Islamorada Is Back

Islamorada has rebounded from Hurricane Irma and is ready for business.

April 28, 2020
At the ends of most Islamorada docks, you’ll see boats rigged for bluewater fishing. The location is between the Atlantic Ocean and Gulf of Mexico, right on the migration route for many fish. Unsplash/Keith-Luke

One of the photos USA Today ran in September 2017 to show damage after Hurricane Irma was of Bud N’ Mary’s Marina, an icon of the Florida Keys on Islamorada that has been around since 1944. More than 40 fishing captains and guides tie up there, and the docks were utterly mangled.

Today, it’s like none of it ever happened.

“Our part of the Keys, and I think probably Keys-wide, everything’s back to normal,” says Stephen Byrd, the marina’s assistant manager. “Especially from Marathon up to the north—you won’t see probably any sign of any damage.”
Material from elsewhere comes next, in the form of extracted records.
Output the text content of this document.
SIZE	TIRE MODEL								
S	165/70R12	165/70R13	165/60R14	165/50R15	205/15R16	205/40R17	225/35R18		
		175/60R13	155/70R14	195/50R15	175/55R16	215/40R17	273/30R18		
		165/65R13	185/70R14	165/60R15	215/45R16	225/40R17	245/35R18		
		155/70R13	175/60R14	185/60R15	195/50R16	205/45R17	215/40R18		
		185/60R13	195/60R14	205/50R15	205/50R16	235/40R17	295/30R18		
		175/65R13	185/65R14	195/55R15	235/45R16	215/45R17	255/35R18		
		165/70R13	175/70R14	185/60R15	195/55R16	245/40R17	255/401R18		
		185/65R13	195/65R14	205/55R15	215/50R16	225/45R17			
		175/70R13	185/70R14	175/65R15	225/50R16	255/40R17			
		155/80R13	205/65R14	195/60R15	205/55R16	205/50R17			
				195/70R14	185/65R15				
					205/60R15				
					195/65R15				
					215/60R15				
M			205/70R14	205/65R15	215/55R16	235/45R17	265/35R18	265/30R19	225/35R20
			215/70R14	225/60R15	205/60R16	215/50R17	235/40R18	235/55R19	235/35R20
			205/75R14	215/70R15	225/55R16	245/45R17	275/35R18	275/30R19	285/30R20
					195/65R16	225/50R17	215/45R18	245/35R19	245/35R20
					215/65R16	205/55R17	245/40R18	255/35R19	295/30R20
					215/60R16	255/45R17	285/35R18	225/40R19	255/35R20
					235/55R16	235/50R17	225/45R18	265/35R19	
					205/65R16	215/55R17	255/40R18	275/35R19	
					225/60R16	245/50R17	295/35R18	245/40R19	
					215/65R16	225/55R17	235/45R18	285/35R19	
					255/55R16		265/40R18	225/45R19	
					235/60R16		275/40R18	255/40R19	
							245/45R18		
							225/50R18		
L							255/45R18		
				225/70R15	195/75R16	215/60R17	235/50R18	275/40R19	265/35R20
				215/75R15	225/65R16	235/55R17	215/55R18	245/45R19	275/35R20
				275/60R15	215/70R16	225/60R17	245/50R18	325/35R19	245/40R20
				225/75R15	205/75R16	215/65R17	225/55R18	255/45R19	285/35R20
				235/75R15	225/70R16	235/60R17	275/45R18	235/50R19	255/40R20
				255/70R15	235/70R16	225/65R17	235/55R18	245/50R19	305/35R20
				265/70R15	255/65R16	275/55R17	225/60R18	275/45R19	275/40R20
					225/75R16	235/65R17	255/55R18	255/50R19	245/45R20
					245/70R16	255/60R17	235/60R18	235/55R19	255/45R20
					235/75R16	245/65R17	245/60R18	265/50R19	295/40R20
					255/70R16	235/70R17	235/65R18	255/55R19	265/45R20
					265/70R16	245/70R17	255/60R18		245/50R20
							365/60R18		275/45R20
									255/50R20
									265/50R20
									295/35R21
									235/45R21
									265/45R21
Even better, he says, since Irma left, inshore fishing has improved. Florida Bay was “flushed out,” with old water gone and newer water in.

“It’s a refreshing of sorts,” he says. “The bonefishing is better now, snook fishing is great, tarpon fishing—it’s good.”

Offshore fishing is also still solid, he says, because Irma didn’t wreck the reef. As of December 2019, sailfishing was just as hot as it’s always been off Islamorada, and Byrd is expecting March and April to bring the same kind of bonanza that this time of year has meant in the past.


“March usually is the beginning of the spring season, so we’re still having cold fronts, but you start seeing the change in the weather pattern, and with that, the species start to change,” he says. “March is a really good time to fish because you still see the winter sailfish, the cobia and others, but you also start to see tuna showing up. It’s in the middle, so it’s a cool time.”

It’s a windy time too—winds are typically easterly at a minimum of 10 to 15 knots—but if yachtsmen can handle that, he says, then the only other consideration is getting a slip. Because so many marinas had to rebuild after Irma, locals moved their seasonal slip reservations around, taking some slips that used to be transient. Thus, visitors arriving by boat may need to adjust their usual dockage plans.

“Things just shifted,” Byrd says. “You just want to call ahead.”


Slips Available

Bud N’ Mary’s Marina on Islamorada has a limited number of slips available for visiting boats up to 45 feet length overall. Gas and diesel are at the fuel dock, and there’s a shop with bait, tackle and ice.